In theory, the hazard curves produced by an event based calculation should converge to the curves produced by an equivalent classical calculation. In practice, if the parameters number_of_logic_tree_samples and ses_per_logic_tree_path (the product of them is the relevant one) are not large enough they may be different. The engine is able to compare the mean hazard curves and to see how well they converge. This is done automatically if the option mean_hazard_curves = true is set.
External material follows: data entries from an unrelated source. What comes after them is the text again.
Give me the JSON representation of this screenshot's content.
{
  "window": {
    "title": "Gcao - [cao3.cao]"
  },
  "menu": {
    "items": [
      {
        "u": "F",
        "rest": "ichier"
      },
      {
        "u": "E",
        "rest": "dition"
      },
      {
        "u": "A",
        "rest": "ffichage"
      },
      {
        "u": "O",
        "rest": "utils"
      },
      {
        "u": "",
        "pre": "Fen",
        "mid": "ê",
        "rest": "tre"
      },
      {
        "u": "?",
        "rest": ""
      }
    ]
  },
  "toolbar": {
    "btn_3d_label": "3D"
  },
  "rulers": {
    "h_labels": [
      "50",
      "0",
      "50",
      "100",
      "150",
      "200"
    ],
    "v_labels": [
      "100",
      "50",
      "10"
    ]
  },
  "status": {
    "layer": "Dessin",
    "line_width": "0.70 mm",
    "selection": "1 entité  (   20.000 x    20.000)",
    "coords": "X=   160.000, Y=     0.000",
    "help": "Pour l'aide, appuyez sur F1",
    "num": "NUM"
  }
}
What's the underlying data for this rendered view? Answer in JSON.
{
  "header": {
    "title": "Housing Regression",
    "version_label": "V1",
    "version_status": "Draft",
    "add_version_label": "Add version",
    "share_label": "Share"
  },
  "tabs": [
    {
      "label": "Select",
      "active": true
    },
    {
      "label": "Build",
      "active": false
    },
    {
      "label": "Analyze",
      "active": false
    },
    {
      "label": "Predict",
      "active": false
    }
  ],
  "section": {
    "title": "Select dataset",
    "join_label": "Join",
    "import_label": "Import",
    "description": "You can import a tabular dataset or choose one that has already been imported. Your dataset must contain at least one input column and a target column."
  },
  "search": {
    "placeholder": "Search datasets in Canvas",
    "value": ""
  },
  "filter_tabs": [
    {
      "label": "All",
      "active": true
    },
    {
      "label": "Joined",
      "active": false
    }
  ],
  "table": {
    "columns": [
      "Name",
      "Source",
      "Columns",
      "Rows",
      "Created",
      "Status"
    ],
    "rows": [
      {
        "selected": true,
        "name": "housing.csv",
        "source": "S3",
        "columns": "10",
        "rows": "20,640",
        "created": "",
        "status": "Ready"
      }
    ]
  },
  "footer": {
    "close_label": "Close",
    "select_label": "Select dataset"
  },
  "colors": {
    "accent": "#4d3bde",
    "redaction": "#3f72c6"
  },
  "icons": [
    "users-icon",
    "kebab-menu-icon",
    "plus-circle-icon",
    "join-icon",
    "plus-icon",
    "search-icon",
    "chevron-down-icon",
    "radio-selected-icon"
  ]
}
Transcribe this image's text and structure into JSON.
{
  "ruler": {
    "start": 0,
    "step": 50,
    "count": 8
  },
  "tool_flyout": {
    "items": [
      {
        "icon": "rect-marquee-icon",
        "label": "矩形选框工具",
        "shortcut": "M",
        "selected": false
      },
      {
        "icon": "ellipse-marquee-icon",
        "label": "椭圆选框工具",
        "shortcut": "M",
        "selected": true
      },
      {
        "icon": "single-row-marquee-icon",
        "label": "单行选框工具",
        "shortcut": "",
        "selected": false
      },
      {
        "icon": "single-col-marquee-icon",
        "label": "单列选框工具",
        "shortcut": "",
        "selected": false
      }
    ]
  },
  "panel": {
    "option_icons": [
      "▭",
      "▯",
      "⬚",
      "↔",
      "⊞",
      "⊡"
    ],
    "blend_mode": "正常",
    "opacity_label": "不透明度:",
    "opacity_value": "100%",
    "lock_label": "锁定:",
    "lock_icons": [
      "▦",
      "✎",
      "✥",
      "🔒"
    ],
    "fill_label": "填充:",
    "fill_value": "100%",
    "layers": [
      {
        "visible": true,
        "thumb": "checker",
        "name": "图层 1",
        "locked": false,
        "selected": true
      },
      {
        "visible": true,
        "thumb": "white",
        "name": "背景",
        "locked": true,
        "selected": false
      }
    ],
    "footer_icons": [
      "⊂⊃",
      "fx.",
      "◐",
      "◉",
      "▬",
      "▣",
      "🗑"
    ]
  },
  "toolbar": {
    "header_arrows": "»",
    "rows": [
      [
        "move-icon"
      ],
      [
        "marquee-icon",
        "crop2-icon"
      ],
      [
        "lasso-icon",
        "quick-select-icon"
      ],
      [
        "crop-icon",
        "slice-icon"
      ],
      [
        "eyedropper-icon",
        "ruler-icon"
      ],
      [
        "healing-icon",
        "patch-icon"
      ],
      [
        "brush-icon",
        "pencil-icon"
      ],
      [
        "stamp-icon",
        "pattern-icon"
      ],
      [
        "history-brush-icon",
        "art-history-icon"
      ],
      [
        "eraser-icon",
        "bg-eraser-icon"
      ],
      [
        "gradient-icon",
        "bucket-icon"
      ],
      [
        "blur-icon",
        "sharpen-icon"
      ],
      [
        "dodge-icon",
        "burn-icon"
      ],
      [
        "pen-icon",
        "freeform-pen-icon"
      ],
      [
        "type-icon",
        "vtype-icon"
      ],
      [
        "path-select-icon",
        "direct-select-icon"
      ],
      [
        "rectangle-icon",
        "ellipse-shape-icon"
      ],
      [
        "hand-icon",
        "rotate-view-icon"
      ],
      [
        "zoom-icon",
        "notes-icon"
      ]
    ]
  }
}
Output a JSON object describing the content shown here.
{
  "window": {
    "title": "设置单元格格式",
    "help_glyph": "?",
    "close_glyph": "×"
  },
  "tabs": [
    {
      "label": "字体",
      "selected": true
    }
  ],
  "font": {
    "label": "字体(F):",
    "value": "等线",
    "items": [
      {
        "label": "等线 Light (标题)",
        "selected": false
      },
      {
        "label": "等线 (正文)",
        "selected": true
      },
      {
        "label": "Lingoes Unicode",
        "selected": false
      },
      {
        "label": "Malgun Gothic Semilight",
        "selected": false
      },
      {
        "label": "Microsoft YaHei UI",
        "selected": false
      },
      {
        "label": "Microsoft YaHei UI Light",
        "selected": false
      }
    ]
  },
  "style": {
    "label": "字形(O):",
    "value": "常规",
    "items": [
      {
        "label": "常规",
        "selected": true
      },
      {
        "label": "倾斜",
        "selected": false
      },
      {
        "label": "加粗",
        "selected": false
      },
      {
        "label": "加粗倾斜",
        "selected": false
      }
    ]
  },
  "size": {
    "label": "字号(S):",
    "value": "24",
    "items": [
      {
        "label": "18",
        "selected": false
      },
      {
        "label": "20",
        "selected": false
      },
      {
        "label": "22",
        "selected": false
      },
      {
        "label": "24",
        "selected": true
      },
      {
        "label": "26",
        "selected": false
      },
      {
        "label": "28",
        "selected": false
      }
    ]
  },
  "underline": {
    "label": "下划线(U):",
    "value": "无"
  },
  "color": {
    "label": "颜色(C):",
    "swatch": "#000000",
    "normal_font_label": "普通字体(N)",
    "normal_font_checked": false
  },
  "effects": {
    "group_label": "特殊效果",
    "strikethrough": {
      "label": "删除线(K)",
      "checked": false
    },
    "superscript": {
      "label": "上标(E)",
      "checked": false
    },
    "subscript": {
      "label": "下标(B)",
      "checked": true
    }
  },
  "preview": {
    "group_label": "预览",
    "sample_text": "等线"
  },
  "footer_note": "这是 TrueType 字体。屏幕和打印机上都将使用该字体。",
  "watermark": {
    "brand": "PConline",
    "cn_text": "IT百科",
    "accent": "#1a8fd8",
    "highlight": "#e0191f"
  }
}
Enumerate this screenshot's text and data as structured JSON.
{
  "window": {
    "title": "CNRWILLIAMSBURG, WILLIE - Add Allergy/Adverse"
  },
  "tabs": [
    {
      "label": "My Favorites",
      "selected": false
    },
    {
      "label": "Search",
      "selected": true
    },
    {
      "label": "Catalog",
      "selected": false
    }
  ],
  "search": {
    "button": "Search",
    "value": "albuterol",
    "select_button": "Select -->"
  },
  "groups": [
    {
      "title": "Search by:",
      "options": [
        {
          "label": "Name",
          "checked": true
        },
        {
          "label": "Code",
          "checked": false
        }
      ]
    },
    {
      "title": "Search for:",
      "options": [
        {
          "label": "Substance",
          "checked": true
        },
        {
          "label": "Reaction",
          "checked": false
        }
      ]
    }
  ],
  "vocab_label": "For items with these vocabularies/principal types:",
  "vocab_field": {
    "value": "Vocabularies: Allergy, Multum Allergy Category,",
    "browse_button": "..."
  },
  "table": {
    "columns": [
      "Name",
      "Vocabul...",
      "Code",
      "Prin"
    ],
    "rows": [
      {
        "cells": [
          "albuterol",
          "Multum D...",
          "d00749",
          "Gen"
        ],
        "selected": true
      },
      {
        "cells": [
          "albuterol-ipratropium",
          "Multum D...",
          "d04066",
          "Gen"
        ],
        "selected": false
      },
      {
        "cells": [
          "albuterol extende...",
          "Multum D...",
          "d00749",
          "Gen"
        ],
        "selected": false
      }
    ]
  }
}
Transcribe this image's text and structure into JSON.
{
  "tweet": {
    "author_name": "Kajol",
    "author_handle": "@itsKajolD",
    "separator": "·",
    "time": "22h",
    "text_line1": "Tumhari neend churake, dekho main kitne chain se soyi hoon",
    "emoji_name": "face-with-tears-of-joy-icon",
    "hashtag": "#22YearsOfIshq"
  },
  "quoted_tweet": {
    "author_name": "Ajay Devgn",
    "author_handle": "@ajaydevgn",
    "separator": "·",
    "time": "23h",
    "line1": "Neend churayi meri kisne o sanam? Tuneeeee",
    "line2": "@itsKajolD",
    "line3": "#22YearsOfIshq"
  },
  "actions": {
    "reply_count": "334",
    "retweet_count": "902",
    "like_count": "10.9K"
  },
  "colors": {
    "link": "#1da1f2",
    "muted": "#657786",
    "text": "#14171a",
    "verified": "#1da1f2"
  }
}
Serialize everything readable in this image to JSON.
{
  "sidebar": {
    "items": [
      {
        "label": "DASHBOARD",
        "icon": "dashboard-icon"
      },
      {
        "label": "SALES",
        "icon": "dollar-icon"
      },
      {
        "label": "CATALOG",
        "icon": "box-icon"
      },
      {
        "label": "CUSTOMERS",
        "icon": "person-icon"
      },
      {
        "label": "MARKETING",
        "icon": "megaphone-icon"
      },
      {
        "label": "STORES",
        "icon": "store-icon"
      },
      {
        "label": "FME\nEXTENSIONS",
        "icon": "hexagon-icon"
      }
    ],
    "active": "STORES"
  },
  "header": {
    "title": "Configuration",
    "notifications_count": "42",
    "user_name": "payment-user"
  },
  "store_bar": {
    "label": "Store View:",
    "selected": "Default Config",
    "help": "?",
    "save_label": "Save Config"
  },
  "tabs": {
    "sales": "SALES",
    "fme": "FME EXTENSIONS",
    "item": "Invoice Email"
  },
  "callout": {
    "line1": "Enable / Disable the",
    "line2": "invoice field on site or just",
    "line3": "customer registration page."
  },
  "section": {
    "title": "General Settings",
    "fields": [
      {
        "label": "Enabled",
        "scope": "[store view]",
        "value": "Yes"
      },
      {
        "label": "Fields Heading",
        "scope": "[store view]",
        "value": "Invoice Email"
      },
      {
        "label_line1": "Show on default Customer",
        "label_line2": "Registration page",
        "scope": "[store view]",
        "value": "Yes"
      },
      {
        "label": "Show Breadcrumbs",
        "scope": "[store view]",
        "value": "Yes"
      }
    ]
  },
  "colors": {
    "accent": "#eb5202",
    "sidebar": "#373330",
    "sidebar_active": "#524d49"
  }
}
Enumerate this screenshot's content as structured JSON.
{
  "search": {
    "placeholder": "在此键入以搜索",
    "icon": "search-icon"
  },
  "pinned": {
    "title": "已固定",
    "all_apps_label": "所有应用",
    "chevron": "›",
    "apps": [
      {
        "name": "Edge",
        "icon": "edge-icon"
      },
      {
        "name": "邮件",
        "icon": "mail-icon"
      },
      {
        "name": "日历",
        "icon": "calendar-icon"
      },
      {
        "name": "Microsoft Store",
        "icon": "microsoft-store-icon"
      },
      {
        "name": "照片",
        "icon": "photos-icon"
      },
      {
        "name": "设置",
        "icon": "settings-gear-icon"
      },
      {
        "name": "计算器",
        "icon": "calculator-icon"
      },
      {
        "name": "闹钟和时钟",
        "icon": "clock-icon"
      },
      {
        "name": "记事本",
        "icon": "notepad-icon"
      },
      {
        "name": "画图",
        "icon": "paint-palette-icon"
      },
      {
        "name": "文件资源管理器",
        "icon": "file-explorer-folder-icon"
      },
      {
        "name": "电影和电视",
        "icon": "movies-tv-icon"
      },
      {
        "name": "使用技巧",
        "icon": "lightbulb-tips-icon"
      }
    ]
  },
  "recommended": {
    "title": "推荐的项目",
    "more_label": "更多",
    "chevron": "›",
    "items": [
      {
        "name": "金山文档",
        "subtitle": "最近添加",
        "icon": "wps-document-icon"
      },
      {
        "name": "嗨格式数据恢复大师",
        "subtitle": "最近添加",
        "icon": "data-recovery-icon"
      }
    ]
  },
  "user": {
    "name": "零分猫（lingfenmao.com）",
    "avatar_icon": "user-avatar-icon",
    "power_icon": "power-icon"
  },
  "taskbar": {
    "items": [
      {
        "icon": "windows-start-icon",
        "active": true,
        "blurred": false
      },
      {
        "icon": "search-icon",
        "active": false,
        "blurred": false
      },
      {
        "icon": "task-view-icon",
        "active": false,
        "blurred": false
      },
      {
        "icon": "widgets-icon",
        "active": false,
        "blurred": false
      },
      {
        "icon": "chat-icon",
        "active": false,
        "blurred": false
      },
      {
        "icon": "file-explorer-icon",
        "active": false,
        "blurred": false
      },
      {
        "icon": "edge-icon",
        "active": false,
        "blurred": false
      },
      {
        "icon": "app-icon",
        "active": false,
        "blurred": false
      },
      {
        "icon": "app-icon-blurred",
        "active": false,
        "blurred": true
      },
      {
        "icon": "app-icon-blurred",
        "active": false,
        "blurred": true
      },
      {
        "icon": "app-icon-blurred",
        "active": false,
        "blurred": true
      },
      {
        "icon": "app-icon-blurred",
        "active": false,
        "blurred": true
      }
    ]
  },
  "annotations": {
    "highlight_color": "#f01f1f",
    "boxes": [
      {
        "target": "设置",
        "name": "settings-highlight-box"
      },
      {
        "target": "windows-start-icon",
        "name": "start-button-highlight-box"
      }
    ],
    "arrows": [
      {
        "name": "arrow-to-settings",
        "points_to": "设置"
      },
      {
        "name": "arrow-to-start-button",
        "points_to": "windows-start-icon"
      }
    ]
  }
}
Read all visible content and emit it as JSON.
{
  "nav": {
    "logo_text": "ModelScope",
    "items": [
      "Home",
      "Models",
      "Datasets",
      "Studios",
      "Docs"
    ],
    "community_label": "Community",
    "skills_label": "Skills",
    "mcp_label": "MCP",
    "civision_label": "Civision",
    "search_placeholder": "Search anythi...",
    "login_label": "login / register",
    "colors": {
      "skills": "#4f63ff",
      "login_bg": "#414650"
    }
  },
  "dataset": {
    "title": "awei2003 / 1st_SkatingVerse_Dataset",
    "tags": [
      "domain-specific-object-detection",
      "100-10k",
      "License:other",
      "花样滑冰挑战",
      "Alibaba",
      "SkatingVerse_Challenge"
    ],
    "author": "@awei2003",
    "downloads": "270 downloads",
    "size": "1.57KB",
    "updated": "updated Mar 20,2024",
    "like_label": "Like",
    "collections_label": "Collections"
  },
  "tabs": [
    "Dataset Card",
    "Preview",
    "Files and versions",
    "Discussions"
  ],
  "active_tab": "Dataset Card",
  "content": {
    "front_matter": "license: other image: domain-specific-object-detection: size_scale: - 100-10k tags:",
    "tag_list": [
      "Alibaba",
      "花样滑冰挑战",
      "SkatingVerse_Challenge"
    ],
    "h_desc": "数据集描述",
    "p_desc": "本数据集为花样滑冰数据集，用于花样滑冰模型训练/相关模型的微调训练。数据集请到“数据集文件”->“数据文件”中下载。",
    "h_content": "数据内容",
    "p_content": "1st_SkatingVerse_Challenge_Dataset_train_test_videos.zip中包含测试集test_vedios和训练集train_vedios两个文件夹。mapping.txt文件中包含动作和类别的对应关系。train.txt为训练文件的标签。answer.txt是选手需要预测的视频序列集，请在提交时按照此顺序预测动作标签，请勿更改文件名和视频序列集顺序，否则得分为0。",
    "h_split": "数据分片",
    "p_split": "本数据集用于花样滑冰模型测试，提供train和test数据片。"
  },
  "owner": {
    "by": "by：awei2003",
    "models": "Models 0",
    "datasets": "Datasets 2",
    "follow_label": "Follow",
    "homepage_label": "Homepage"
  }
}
Here is an example of how to generate and plot the curves for one of our QA tests (a case with bad convergence was chosen on purpose):

```
$ oq engine --run event_based/case_7/job.ini
<snip>
WARNING:root:Relative difference with the classical mean curves for IMT=SA(0.1): 51%
WARNING:root:Relative difference with the classical mean curves for IMT=PGA: 49%
<snip>
$ oq plot /tmp/cl/hazard.pik /tmp/hazard.pik --sites=0,1,2
```

The relative difference between the classical and event based curves is computed by computing the relative difference between each point of the curves for each curve, and by taking the maximum, at least for probabilities of exceedence larger than 1% (for low values of the probability the convergency may be bad). For the details I suggest you to look at the code.